The dashboard requires an additional python package, bokeh, to work. Once bokeh is installed, the web interface will be launched by default when a LocalCluster is created. The cluster created by featuretools when using n_jobs
does not enable the web interface automatically. To do so, the port to launch the main web interface on must be specified in dask_kwargs
:
fm = ft.calculate_feature_matrix(features=features,
entityset=entityset,
cutoff_time=cutoff_time,
n_jobs=2,
dask_kwargs={'diagnostics_port': 8787}
verbose=True)
Parallel Computation by Partitioning Data#
As an alternative to Featuretools’ parallelization, the data can be partitioned and the feature calculations run on multiple cores or a cluster using Dask or Apache Spark with PySpark.
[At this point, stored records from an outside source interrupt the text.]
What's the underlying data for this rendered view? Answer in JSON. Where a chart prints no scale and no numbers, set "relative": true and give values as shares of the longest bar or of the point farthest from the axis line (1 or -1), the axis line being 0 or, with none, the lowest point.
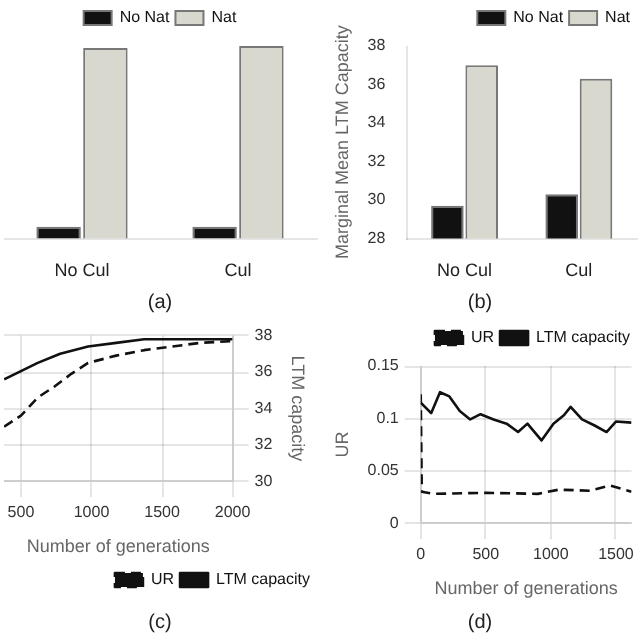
{
  "chart_data": [
    {
      "type": "bar",
      "title": "(a)",
      "relative": true,
      "categories": [
        "No Cul",
        "Cul"
      ],
      "legend": "top",
      "series": [
        {
          "name": "No Nat",
          "color": "#111111",
          "values": [
            0.06,
            0.06
          ]
        },
        {
          "name": "Nat",
          "color": "#d8d8cf",
          "values": [
            0.99,
            1.0
          ]
        }
      ]
    },
    {
      "type": "bar",
      "title": "(b)",
      "ylabel": "Marginal Mean LTM Capacity",
      "categories": [
        "No Cul",
        "Cul"
      ],
      "ylim": [
        28,
        38
      ],
      "yticks": [
        28,
        30,
        32,
        34,
        36,
        38
      ],
      "legend": "top right",
      "series": [
        {
          "name": "No Nat",
          "color": "#111111",
          "values": [
            29.7,
            30.3
          ]
        },
        {
          "name": "Nat",
          "color": "#d8d8cf",
          "values": [
            37.0,
            36.3
          ]
        }
      ]
    },
    {
      "type": "line",
      "title": "(c)",
      "xlabel": "Number of generations",
      "y2label": "LTM capacity",
      "xlim": [
        380,
        2000
      ],
      "xticks": [
        500,
        1000,
        1500,
        2000
      ],
      "y2lim": [
        30,
        38
      ],
      "y2ticks": [
        30,
        32,
        34,
        36,
        38
      ],
      "grid": true,
      "legend": "bottom right",
      "marker": "none",
      "series": [
        {
          "name": "UR",
          "color": "#111111",
          "axis": "y2",
          "line_style": "dashed",
          "x": [
            381,
            500,
            619,
            738,
            857,
            976,
            1175,
            1373,
            1571,
            1770,
            2000
          ],
          "values": [
            33.0,
            33.6,
            34.6,
            35.2,
            35.9,
            36.5,
            36.9,
            37.2,
            37.4,
            37.6,
            37.7
          ]
        },
        {
          "name": "LTM capacity",
          "color": "#111111",
          "axis": "y2",
          "line_style": "solid",
          "x": [
            381,
            619,
            778,
            976,
            1175,
            1373,
            1571,
            1770,
            2000
          ],
          "values": [
            35.6,
            36.5,
            37.0,
            37.4,
            37.6,
            37.8,
            37.8,
            37.8,
            37.8
          ]
        }
      ]
    },
    {
      "type": "line",
      "title": "(d)",
      "xlabel": "Number of generations",
      "ylabel": "UR",
      "xlim": [
        0,
        1620
      ],
      "xticks": [
        0,
        500,
        1000,
        1500
      ],
      "ylim": [
        0,
        0.15
      ],
      "yticks": [
        0,
        0.05,
        0.1,
        0.15
      ],
      "grid": true,
      "legend": "top right",
      "marker": "none",
      "series": [
        {
          "name": "UR",
          "color": "#111111",
          "line_style": "dashed",
          "x": [
            0,
            8,
            100,
            500,
            900,
            1060,
            1300,
            1452,
            1620
          ],
          "values": [
            0.123,
            0.03,
            0.028,
            0.029,
            0.028,
            0.032,
            0.031,
            0.036,
            0.03
          ]
        },
        {
          "name": "LTM capacity",
          "color": "#111111",
          "line_style": "solid",
          "x": [
            0,
            80,
            148,
            220,
            300,
            380,
            460,
            560,
            660,
            748,
            820,
            928,
            1020,
            1100,
            1152,
            1240,
            1340,
            1428,
            1500,
            1620
          ],
          "values": [
            0.115,
            0.105,
            0.125,
            0.121,
            0.107,
            0.099,
            0.104,
            0.099,
            0.095,
            0.087,
            0.095,
            0.079,
            0.095,
            0.103,
            0.111,
            0.099,
            0.093,
            0.087,
            0.097,
            0.096
          ]
        }
      ]
    }
  ]
}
This approach may be necessary with a large pandas EntitySet
because the current parallel implementation sends the entire EntitySet
to each worker which may exhaust the worker memory. Dask and Spark allow Featuretools to scale to multiple cores on a single machine or multiple machines on a cluster.
Note
Partitioning data is not necessary when using a Dask or Spark EntitySet
, as the Dask or Spark dataframes that make up the EntitySet
are already partitioned. Partitioning is only needed when working with pandas dataframes.
When an entire dataset is not required to calculate the features for a given set of instances, we can split the data into independent partitions and calculate on each partition. For example, imagine we are calculating features for customers and the features are “number of other customers in this zip code” or “average age of other customers in this zip code”. In this case, we can load in data partitioned by zip code. As long as we have all of the data for a zip code when calculating, we can calculate all features for a subset of customers.
An example of this approach can be seen in the Predict Next Purchase demo notebook. In this example, we partition data by customer and only load a fixed number of customers into memory at any given time. We implement this easily using Dask, which could also be used to scale the computation to a cluster of computers. A framework like Spark could be used similarly.
An additional example of partitioning data to distribute on multiple cores or a cluster using Dask can be seen in the Featuretools on Dask notebook. This approach is detailed in the Parallelizing Feature Engineering with Dask article on the Feature Labs engineering blog. Dask allows for simple scaling to multiple cores on a single computer or multiple machines on a cluster.
For a similar partition and distribute implementation using Apache Spark with PySpark, refer to the Feature Engineering on Spark notebook. This implementation shows how to carry out feature engineering on a cluster of EC2 instances using Spark as the distributed framework. A write-up of this approach is described in the Featuretools on Spark article on the Feature Labs engineering blog.